# Mini landscape rock



## RudeDogg1 (14 Oct 2020)

So I’ve just had a load of mini landscape rock arrive for my new tank. I realise this is prob a stupid question. I noticed some pieces have small amounts of natural moss on would it survive and grow in water?


----------



## RudeDogg1 (15 Oct 2020)

Lol I’ll take that as a no


----------



## Tim Harrison (15 Oct 2020)

Probably not...


----------



## zozo (15 Oct 2020)

Mosses ar a remarkable adaptable ancient plant species we actually still know very little about... They can be remarkably resistant as they can be remarkably sensitive to minute changes in their environment. A sudden small change can make them go dormant and looking dead and stay like that till it improves again in their favour to revive again. Or they simply might change morphologically and revive in a completely different grow form.

A few years ago I took home some moss I thought it was some kind of Star moss, from the local forest, far away from water growing on sandy soil. Did put it submerged in a tank, all went brown looking dead and ugly. I just left it like that for months. And all of a sudden it revived grew new shoots from its tips looking rather different.

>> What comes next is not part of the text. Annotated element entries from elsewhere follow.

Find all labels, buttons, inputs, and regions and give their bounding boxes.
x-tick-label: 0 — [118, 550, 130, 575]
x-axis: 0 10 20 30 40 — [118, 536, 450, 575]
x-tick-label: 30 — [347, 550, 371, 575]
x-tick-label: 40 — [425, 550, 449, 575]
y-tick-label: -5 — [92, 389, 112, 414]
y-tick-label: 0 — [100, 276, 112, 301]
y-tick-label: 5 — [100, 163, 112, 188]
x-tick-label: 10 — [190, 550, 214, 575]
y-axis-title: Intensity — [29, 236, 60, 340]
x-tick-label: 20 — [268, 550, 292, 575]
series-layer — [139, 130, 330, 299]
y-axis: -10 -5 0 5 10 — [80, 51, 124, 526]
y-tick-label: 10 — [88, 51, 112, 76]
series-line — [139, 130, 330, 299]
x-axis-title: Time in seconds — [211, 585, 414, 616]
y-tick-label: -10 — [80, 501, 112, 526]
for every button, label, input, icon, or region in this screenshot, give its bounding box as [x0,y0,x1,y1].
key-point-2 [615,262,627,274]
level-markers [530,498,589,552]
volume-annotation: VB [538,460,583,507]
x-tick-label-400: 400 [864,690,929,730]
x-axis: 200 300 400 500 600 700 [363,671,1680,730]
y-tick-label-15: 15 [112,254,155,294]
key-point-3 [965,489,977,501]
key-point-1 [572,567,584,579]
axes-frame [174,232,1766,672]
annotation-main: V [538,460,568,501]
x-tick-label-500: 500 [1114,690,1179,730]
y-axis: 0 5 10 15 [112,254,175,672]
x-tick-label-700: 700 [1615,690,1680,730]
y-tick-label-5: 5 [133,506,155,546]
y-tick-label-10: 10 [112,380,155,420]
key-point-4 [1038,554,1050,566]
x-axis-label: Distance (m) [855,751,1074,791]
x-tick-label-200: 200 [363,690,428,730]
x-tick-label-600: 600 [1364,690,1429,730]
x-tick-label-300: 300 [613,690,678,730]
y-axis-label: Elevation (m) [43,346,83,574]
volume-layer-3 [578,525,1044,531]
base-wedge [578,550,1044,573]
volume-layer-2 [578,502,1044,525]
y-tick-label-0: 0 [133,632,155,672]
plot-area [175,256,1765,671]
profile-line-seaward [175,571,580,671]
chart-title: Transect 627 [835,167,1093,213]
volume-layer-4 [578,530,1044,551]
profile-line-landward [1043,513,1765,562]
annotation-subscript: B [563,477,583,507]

There are quite some more mosses that can grow both ways on land as in your garden and in water and both forms look different but it's the same moss. One known aquatic moss in the trade is called stringy moss -  Leptodictyum Riparium.

Land form



 

Aquatic form




We only know a few, likely there are many more... Maybe all mosses if given the proper conditions can do this.
The question is what is this condiction? The other question is, what moss are we talking about? Determining this beyond the few we know can be extremely difficult and few people are able to do this accurately in 90% of the cases its guesswork.

Thus Rock & Roll, you never know!...


----------



## Tim Harrison (15 Oct 2020)

You're right Marcel, bryophytes are amazingly adaptive. I guess the answer would be to give it a go and see what happens


----------



## zozo (15 Oct 2020)

Tim Harrison said:


> You're right Marcel, bryophytes are amazingly adaptive. I guess the answer would be to give it a go and see what happens



Yes, Tim, they are indeed amazing, even on land they can change form if given another condition to grow. I experienced this playing with Wabi Kusa and taking moss from the garden. Took some bright green moss patch from a concrete patio block wall in the garden. Always see it grow in small patches maybe 1mm tall, I see it every day and it never grows any taller on calcareous concrete/stone surfaces. But when I did put it on damp peat soil it started to grow rather rapidly over 10mm tall within a few weeks looking completely different. Unfortunately, as 90% of the mosses I took from nature I was unable to determine its kind.


----------



## RudeDogg1 (15 Oct 2020)

Cheers guys


----------